Messages

  • July. 5, 2018: Webpage created

Course summary

In this course we will talk about sublinear algorithms, which has its roots in the study of Big Data that occur more and more frequently in various applications, e.g., analyses of financial transactions, internet traffic, social networks, genome sequences, etc. Concretely, we will talk about:
1. Sublinear space algorithms. In particular, data stream algorithms, namely, algorithms that solve a problem by making one pass over the data set while using small memory. These algorithms are important in many application areas such as databases and networking, where data arrives at a high speed and there is no time and/or need to store it for offline processing.
2. Sublinear time algorithms, that is, algorithms that do not even read the whole input when outputting the answers.
3. Sublinear communication algorithms. The data is stored in multiple machines, who want to jointly compute functions defined on the union of the data sets via communication.
4. Random topics.
Participants are expected to have a good background in algorithm design and probability, and have good programming skills.
The evaluation will be based on homework assignments and individual project/presentation. The list of questions will be handed out in the middle of the course.
Detailed list of topics is available in the course plan below.

Lecturer

Qin Zhang
Email: qzhangcs@indiana.edu
Office hours: Wed. 4-5pm at Luddy 3128

Associate Instructor:
TBD
Email: TBD
Office hours: TBD

Time and place

2:30pm - 3:45pm Monday/Wednesday
Luddy Hall 002.

Textbooks

  • There is no textbook for the class.
    Lectures are based on this notes by Chakrabarti, and recent papers.

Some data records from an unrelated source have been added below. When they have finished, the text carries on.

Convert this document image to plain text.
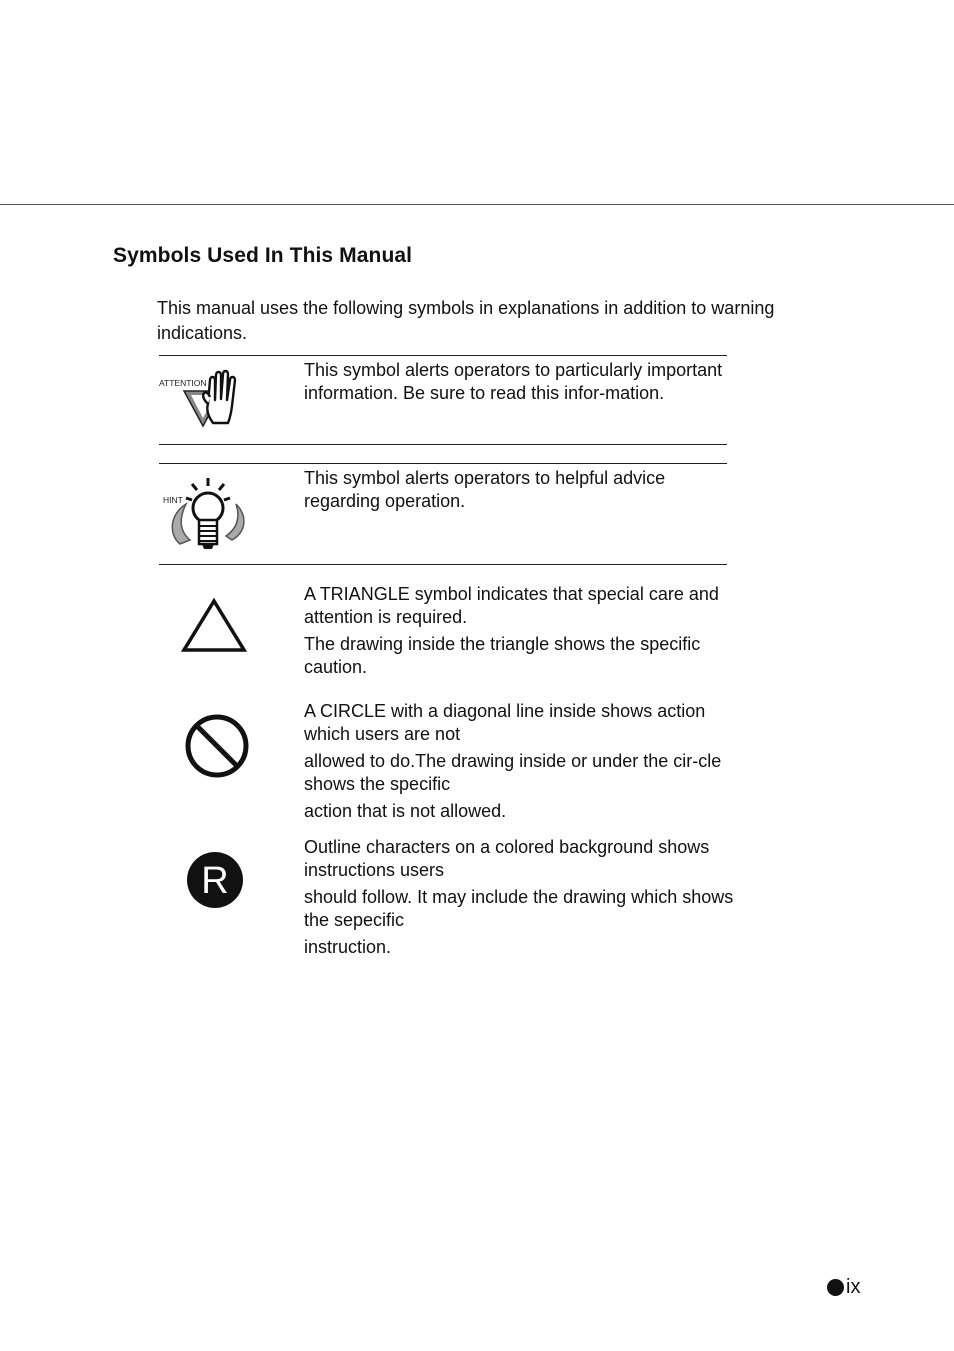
Symbols Used In This Manual
This manual uses the following symbols in explanations in addition to warning indications.
ATTENTION

This symbol alerts operators to particularly important information. Be sure to read this infor-mation.

HINT

This symbol alerts operators to helpful advice regarding operation.

A TRIANGLE symbol indicates that special care and attention is required.

The drawing inside the triangle shows the specific caution.

A CIRCLE with a diagonal line inside shows action which users are not

allowed to do.The drawing inside or under the cir-cle shows the specific

action that is not allowed.

R

Outline characters on a colored background shows instructions users

should follow. It may include the drawing which shows the sepecific

instruction.

ix
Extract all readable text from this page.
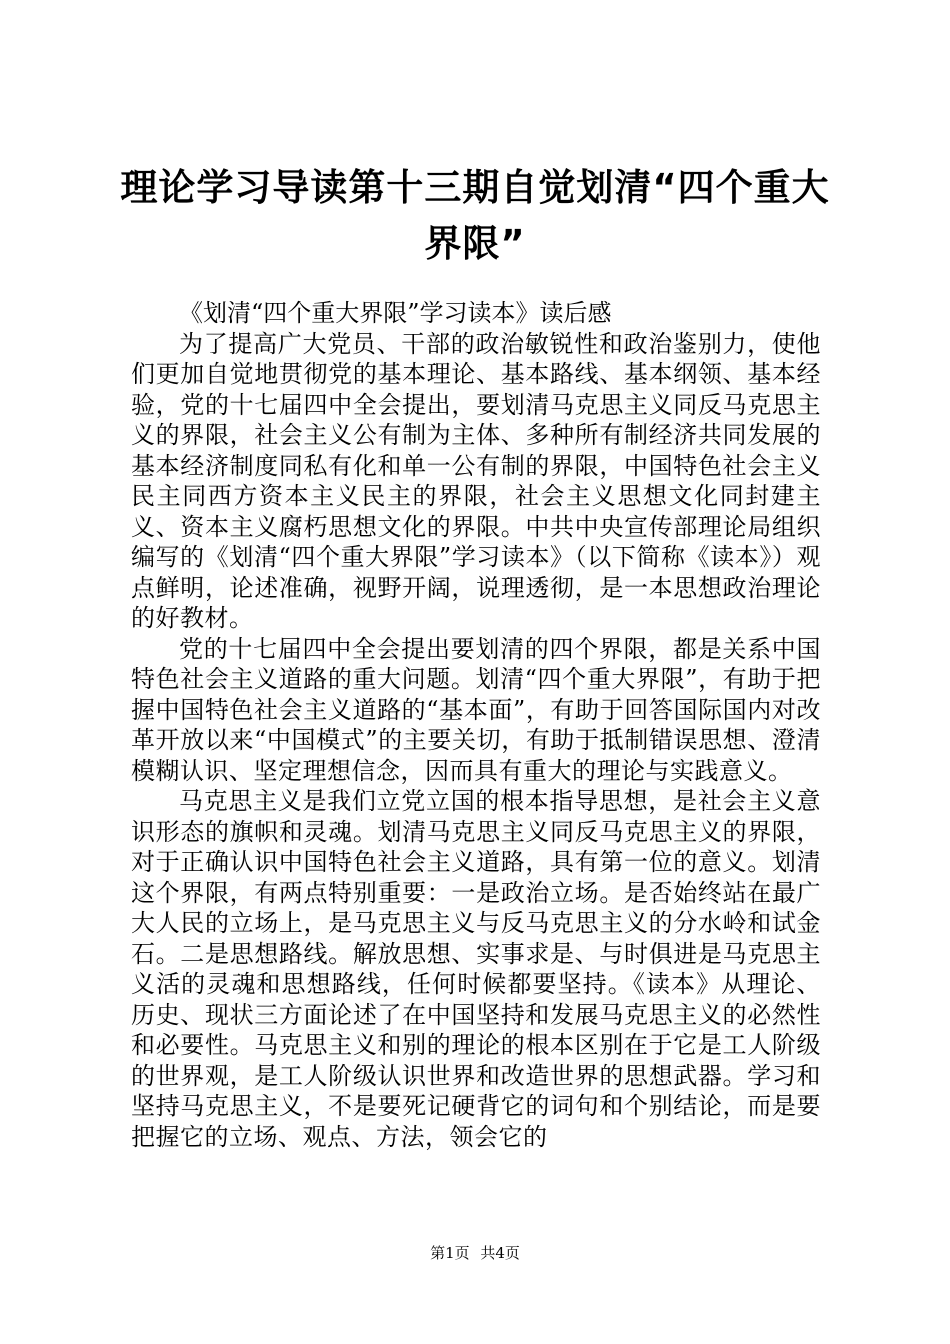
理论学习导读第十三期自觉划清“四个重大界限”

《划清“四个重大界限”学习读本》读后感

为了提高广大党员、干部的政治敏锐性和政治鉴别力，使他们更加自觉地贯彻党的基本理论、基本路线、基本纲领、基本经验，党的十七届四中全会提出，要划清马克思主义同反马克思主义的界限，社会主义公有制为主体、多种所有制经济共同发展的基本经济制度同私有化和单一公有制的界限，中国特色社会主义民主同西方资本主义民主的界限，社会主义思想文化同封建主义、资本主义腐朽思想文化的界限。中共中央宣传部理论局组织编写的《划清“四个重大界限”学习读本》（以下简称《读本》）观点鲜明，论述准确，视野开阔，说理透彻，是一本思想政治理论的好教材。

党的十七届四中全会提出要划清的四个界限，都是关系中国特色社会主义道路的重大问题。划清“四个重大界限”，有助于把握中国特色社会主义道路的“基本面”，有助于回答国际国内对改革开放以来“中国模式”的主要关切，有助于抵制错误思想、澄清模糊认识、坚定理想信念，因而具有重大的理论与实践意义。

马克思主义是我们立党立国的根本指导思想，是社会主义意识形态的旗帜和灵魂。划清马克思主义同反马克思主义的界限，对于正确认识中国特色社会主义道路，具有第一位的意义。划清这个界限，有两点特别重要：一是政治立场。是否始终站在最广大人民的立场上，是马克思主义与反马克思主义的分水岭和试金石。二是思想路线。解放思想、实事求是、与时俱进是马克思主义活的灵魂和思想路线，任何时候都要坚持。《读本》从理论、历史、现状三方面论述了在中国坚持和发展马克思主义的必然性和必要性。马克思主义和别的理论的根本区别在于它是工人阶级的世界观，是工人阶级认识世界和改造世界的思想武器。学习和坚持马克思主义，不是要死记硬背它的词句和个别结论，而是要把握它的立场、观点、方法，领会它的

第1页 共4页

  • Background on Randomized Algorithms:
    • [MR] Randomized Algorithms by Motwani and Raghavan
    • [MU] Probability and Computing by Mitzenmacher and Upfal
  • Similar courses:

    Course schedule

     Week   Date   Section   Content   Literature   Slides   Comments 
      1   Aug. 20     Part 0:  
      Introduction  
      New models for Big Data     slides
      1   Aug. 22         New models for Big Data (cont.)     same
      2   Aug. 27     Interesting problems     slides    
      2   Aug. 29     Basic probabilistic tools   slides   Read Chapter 3, 4 of [MU] 
      3   Sep. 3   Labor day. No class
      3   Sep. 5   Part 1:  
      Sublinear in space  
      Poiny Queries       slides   Read Lecture 1 of these notes 
      4   Sep. 10       Misra-Gries, Space-Saving     [MAA]   same   Space-saving in this paper 
      4   Sep. 12       Space-Saving, FM-sketch     [FM]   same   Read Lecture 2 of these notes 
      5   Sep. 17     Improvement on FM sketch   [BYJKST]     same   Read Section 3 of these notes
      5   Sep. 19   Linear sketch     same   Read these slides
      6   Sep. 24   Linear sketch       same   Read these slides
      6   Sep. 26   Count-Min, Count-sketch   [CM] [CCF]     same   Read Section 4 of these notes
      7   Oct. 1   Alternative for L2 point query   [GKMS]   same   Read these slides
      7   Oct. 3     L0 sampling   [JST]   same   Read these slides
      8   Oct. 8     Presentation I        

    Grading

    The final grade will be curved.

    • Assignments 40%

      There will be two homework assignments. Assignments will be posted in the middle of the course. The answers should be typeset in LaTeX and submitted via Canvas; here is a template to start with.

    • Projects 60%

      There are two programming assignments. One for topics in Part 1 of this course, and one for topics in Part 2 and Part 3. For each assignment one needs to pick a problem and implement relevant algorithms taught in class, and then make a presentation in class. At the end of this course, one needs to pick one of the two assignments and write a report.

      Each programming assignment + presentation counts 20% of the grade. The final report counts another 20%.

      Here is a list of datasets that you can use:
      Stanford Large Network Dataset Collection
      US Census
      Data dumps
      UCI datasets
      SuiteSparse Matrix Collection
      Yahoo Webscope Program
      StatLib

    Course policies

    For assignments, students may discuss answers with anyone, including problem approaches and proofs. But all students must write their own proofs, and write-ups. The names of all people that you have talked to should be listed at the beginning of the first page. If a solution comes from existing papers/web/books, they must be properly cited, and you must write the solution in a way that demonstrates your understanding (simply copying the solution will be considered as plagiarism). All deadlines are firm. No late assignments will be accepted unless there are legitimate circumstances.
    For projects, you may discuss your project with anyone as well, but if this contributes to your final product, they must be acknowledged. Any outside materials used must be referenced appropriately.
    For more details, see Indiana University Code of Student Rights, Responsibilities, and Conduct.

    Prerequisites

      One is expected to know basics on algorithm design and analysis as well as probability. E.g., have taken B403 ``Introduction to Algorithm Design and Analysis" or equivalent courses.